Digitisation in the world of work 

In view of digitisation, labour market experts generally recommend having as broad a knowledge base as possible. A mechanical engineer who is also well versed in areas such as data security or artificial intelligence has good job prospects – not only due to the skills acquired but also in terms of easier coordination with colleagues from other departments. The keyword here is interdisciplinarity. Concepts such as the smart factory with its cyber-physical systems (CPS) or the use of collaborating robots require a fundamental rethink. This does not mean humans would be downgraded as is often assumed, though. Quite the opposite in fact. New, creative work methods are emerging and the range of activities is growing all the time. 
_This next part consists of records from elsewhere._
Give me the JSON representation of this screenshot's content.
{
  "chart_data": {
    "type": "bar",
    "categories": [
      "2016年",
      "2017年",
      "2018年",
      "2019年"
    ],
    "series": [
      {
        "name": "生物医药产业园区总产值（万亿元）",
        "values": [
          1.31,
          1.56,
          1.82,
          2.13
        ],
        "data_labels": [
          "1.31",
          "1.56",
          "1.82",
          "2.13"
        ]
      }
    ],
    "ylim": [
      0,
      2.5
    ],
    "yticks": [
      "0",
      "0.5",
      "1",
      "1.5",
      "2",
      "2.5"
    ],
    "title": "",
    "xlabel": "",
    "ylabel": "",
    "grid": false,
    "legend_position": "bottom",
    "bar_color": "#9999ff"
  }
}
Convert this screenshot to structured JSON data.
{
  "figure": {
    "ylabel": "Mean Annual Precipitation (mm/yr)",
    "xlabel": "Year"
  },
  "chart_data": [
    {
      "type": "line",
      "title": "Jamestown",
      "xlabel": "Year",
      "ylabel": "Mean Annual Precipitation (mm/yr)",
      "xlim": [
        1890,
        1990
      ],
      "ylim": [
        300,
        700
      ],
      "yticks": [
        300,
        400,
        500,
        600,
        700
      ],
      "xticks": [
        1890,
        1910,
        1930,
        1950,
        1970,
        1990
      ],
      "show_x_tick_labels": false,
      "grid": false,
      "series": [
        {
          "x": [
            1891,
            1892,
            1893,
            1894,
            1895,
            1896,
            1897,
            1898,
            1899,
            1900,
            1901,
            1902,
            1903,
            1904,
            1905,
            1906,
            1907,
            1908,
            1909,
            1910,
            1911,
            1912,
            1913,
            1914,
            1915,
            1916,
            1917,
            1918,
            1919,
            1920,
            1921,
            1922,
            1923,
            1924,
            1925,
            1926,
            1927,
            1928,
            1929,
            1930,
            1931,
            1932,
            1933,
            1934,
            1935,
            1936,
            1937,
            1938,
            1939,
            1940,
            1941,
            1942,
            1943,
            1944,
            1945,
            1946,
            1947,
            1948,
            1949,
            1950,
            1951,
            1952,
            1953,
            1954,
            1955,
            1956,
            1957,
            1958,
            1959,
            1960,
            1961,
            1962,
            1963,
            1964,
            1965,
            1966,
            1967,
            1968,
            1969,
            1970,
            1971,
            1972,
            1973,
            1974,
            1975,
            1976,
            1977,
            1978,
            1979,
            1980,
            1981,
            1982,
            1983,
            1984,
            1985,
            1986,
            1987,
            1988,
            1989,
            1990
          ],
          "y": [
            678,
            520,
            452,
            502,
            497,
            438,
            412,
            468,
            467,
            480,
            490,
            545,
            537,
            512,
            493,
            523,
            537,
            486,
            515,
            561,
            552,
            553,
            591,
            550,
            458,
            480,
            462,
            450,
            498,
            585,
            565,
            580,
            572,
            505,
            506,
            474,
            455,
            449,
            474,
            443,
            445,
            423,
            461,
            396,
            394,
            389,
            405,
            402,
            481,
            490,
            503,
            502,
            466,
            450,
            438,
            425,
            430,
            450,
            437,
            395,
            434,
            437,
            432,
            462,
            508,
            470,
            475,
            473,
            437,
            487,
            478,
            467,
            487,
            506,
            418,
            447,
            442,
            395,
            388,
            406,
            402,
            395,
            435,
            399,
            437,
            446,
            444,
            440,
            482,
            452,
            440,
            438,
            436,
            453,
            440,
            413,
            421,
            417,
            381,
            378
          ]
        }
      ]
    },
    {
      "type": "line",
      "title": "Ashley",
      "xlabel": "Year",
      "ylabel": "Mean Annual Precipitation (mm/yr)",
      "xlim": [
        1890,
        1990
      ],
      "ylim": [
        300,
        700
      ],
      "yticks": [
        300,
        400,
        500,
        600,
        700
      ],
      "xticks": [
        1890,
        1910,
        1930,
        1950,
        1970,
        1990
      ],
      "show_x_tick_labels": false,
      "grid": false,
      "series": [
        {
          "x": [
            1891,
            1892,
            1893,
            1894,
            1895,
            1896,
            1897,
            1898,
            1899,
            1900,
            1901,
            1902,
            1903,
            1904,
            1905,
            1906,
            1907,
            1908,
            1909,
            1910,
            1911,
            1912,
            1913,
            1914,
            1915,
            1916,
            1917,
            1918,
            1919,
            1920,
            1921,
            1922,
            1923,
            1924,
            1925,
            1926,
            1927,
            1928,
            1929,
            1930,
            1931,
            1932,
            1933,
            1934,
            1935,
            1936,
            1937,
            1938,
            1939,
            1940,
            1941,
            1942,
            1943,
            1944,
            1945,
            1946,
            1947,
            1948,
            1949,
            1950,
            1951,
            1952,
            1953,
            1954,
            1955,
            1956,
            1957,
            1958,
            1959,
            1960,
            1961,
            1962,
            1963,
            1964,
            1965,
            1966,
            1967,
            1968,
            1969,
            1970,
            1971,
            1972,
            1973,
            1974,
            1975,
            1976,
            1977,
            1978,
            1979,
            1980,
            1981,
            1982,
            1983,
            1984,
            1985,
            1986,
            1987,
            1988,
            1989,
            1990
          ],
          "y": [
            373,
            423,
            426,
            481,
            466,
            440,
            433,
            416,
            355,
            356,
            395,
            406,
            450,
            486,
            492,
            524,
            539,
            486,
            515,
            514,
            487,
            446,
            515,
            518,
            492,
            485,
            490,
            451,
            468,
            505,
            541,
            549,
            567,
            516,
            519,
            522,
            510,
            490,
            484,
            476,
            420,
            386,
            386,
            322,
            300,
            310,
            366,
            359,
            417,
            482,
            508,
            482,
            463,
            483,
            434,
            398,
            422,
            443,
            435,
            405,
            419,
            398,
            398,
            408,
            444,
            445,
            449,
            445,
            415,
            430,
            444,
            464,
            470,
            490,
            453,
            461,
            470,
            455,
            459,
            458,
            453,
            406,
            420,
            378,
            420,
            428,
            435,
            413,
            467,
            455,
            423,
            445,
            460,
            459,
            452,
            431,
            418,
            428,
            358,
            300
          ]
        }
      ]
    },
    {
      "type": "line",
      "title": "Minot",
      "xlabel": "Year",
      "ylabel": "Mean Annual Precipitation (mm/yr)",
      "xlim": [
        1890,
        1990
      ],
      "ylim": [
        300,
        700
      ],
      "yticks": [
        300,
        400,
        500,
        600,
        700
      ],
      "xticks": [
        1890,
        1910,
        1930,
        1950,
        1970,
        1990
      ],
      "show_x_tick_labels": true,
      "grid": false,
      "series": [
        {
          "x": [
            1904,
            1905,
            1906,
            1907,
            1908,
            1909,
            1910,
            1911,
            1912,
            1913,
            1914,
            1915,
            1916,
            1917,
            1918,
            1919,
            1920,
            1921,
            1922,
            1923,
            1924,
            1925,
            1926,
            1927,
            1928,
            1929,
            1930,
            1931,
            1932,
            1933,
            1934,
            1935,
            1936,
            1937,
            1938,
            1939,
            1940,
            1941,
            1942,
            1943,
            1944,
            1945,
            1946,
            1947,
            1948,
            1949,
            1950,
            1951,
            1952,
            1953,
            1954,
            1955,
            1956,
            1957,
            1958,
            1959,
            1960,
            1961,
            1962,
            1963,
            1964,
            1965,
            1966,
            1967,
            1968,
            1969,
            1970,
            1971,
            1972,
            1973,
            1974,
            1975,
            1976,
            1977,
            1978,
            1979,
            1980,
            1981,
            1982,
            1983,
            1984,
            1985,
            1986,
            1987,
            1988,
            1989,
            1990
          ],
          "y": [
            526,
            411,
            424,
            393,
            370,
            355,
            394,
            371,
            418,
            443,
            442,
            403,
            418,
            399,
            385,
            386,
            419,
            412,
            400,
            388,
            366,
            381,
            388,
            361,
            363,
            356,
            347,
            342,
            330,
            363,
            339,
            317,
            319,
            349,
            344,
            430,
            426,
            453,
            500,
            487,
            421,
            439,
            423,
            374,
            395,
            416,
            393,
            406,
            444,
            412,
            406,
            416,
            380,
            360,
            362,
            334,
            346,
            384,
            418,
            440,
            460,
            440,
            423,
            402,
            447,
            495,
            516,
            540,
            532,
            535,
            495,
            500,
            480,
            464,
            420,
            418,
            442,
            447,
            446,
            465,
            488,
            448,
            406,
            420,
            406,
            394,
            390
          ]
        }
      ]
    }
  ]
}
As already mentioned, engineers need to expand their IT know-how and, conversely, IT specialists must pay even greater attention to specific application contexts in industry. The individual disciplines can only benefit from this. Despite ongoing task development, humans are by no means being eliminated. The foundation has been laid for preparing young people for the consequences of digitisation. But what about those people who started out on their careers in the analogue world? Lifelong learning is the key here. Numerous further training measures and associated recommendations are offered, for example, by the knowledge forum of the Association of German Engineers and by the German Federal Ministry for Economic Affairs and Energy. So there has been no change to the basic principles for a long working life – proactivity and a thirst for knowledge.